Король Филипп первым признал обоснованность этих требований, потому что ему не хотелось ни с кем ссориться, и он желал поскорее закончить военные действия. Он сказал: «Со своей стороны я полагаю, что мы пришли сюда не для того, чтобы забрать чью-то землю или иную собственность. Мы пришли во имя Господа, чтобы спасти свои души и освободить Иерусалимское королевство. Поскольку Господь даровал нам этот город, было бы несправедливо отнять его у тех, для кого он является наследственным достоянием».
Участники ассамблеи согласились с этим, и была достигнута договоренность о порядке, согласно которому местные рыцари могут получить обратно свое законное достояние, но не раньше чем англичане уйдут из города.

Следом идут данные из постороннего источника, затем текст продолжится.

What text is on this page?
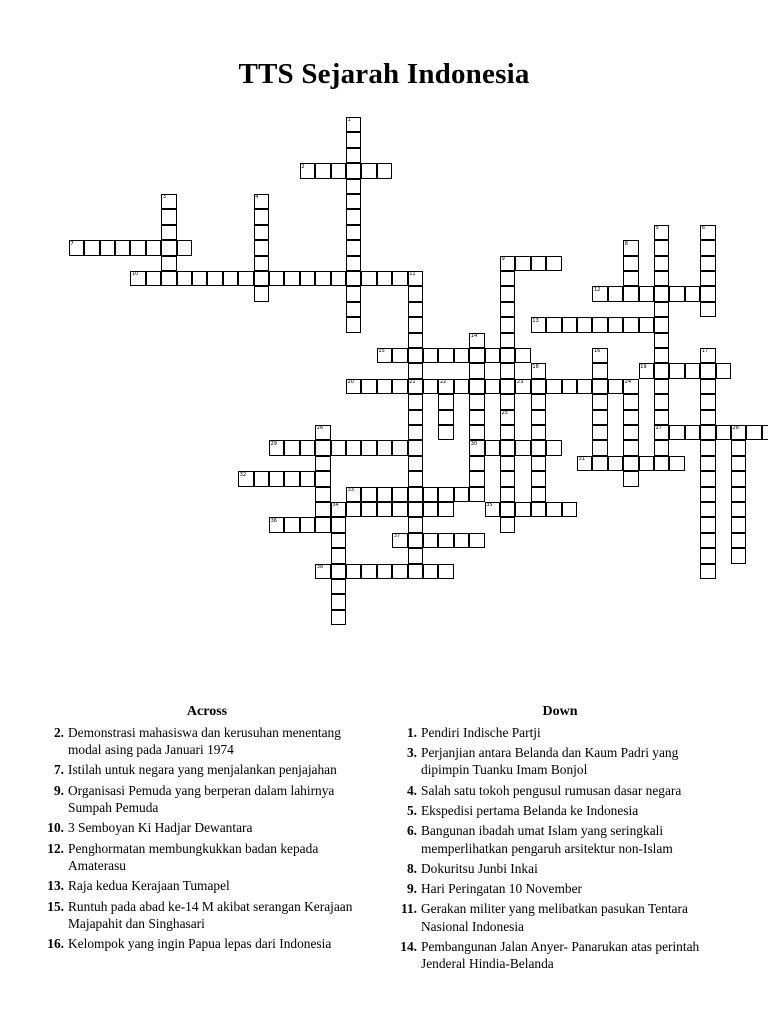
TTS Sejarah Indonesia
1
2
3	4
5	6
7	8
9
10	11
12
13
14
15	16	17
18	19
20	21	22	23	24
25
26	27	28
29	30
31
32
33
34	35
36
37
38
Across
2. Demonstrasi mahasiswa dan kerusuhan menentang modal asing pada Januari 1974
7. Istilah untuk negara yang menjalankan penjajahan
9. Organisasi Pemuda yang berperan dalam lahirnya Sumpah Pemuda
10. 3 Semboyan Ki Hadjar Dewantara
12. Penghormatan membungkukkan badan kepada Amaterasu
13. Raja kedua Kerajaan Tumapel
15. Runtuh pada abad ke-14 M akibat serangan Kerajaan Majapahit dan Singhasari
16. Kelompok yang ingin Papua lepas dari Indonesia
Down
1. Pendiri Indische Partji
3. Perjanjian antara Belanda dan Kaum Padri yang dipimpin Tuanku Imam Bonjol
4. Salah satu tokoh pengusul rumusan dasar negara
5. Ekspedisi pertama Belanda ke Indonesia
6. Bangunan ibadah umat Islam yang seringkali memperlihatkan pengaruh arsitektur non-Islam
8. Dokuritsu Junbi Inkai
9. Hari Peringatan 10 November
11. Gerakan militer yang melibatkan pasukan Tentara Nasional Indonesia
14. Pembangunan Jalan Anyer- Panarukan atas perintah Jenderal Hindia-Belanda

Но и после этого жалобы не прекратились. По словам одного итальянца, «церковь и наши потомки должны рассудить, соответствует ли достоинству государей то, что они, не смущаясь, удерживали за собой все завоеванное и другими людьми за два года ценой крови и страданий. Вместо того чтобы думать лишь о себе, им следовало бы вспомнить о множестве костей воинов разных народов, которыми усеяно было это священное поле битвы. Победа — это не дар двух королей, а дар Господа». Действительно, на кладбищах вокруг Акры, особенно у Германского госпиталя и госпиталя Святого Николая, покоились тысячи воинов, не только павшие в боях, но и ставшие жертвами чумы и голода.